Will Huntsman, who will soon enter the U.S. Naval Academy, sported a new buzz haircut and a white polo shirt featuring a crest of the U.S. Embassy of Singapore, where his father previously served as ambassador.

Huntsman's campaign cautioned people should not read anything into the appearance. It pointed out that Will Huntsman backs his dad's presidential bid and was not offering anything near an endorsement of Romney, a distant relative of the Huntsmans.

"Will wanted to see another campaign event," Huntsman spokesman Tim Miller said when shown the photo. "He was having fun and it was not his intention to be disrespectful in any way."

The Romney campaign declined to comment.

To be fair, children of political candidates have it tough, forced into the spotlight even though they're not the ones on the ballot.
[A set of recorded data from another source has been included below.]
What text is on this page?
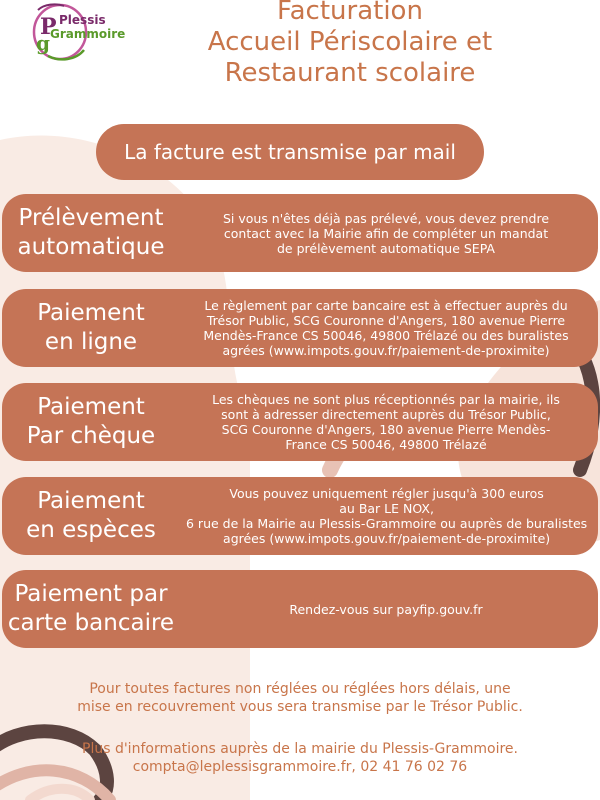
P
g
Plessis
Grammoire
Facturation
Accueil Périscolaire et
Restaurant scolaire
La facture est transmise par mail
Prélèvement
automatique
Si vous n'êtes déjà pas prélevé, vous devez prendre
contact avec la Mairie afin de compléter un mandat
de prélèvement automatique SEPA
Paiement
en ligne
Le règlement par carte bancaire est à effectuer auprès du
Trésor Public, SCG Couronne d'Angers, 180 avenue Pierre
Mendès-France CS 50046, 49800 Trélazé ou des buralistes
agrées (www.impots.gouv.fr/paiement-de-proximite)
Paiement
Par chèque
Les chèques ne sont plus réceptionnés par la mairie, ils
sont à adresser directement auprès du Trésor Public,
SCG Couronne d'Angers, 180 avenue Pierre Mendès-
France CS 50046, 49800 Trélazé
Paiement
en espèces
Vous pouvez uniquement régler jusqu'à 300 euros
au Bar LE NOX,
6 rue de la Mairie au Plessis-Grammoire ou auprès de buralistes
agrées (www.impots.gouv.fr/paiement-de-proximite)
Paiement par
carte bancaire
Rendez-vous sur payfip.gouv.fr
Pour toutes factures non réglées ou réglées hors délais, une
mise en recouvrement vous sera transmise par le Trésor Public.
Plus d'informations auprès de la mairie du Plessis-Grammoire.
compta@leplessisgrammoire.fr, 02 41 76 02 76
President George W. Bush's twin daughters, Jenna and Barbara, were caught partying it up at a Texas bar — causing their father some heartburn. Former New York City Mayor Rudy Giuliani's daughter, Caroline, backed then-presidential candidate Barack Obama instead of her dad and his son, Andrew, spoke publicly about the strained father-son relationship.

Then-Alaska Gov. Sarah Palin was a newly minted vice presidential candidate when she acknowledged that her unwed, teenage daughter Bristol was pregnant.

As these things go, a son showing up at a presidential rival's event hardly qualifies as a campaign red alert. But the photo is likely to become a cherished keepsake for the Romney people.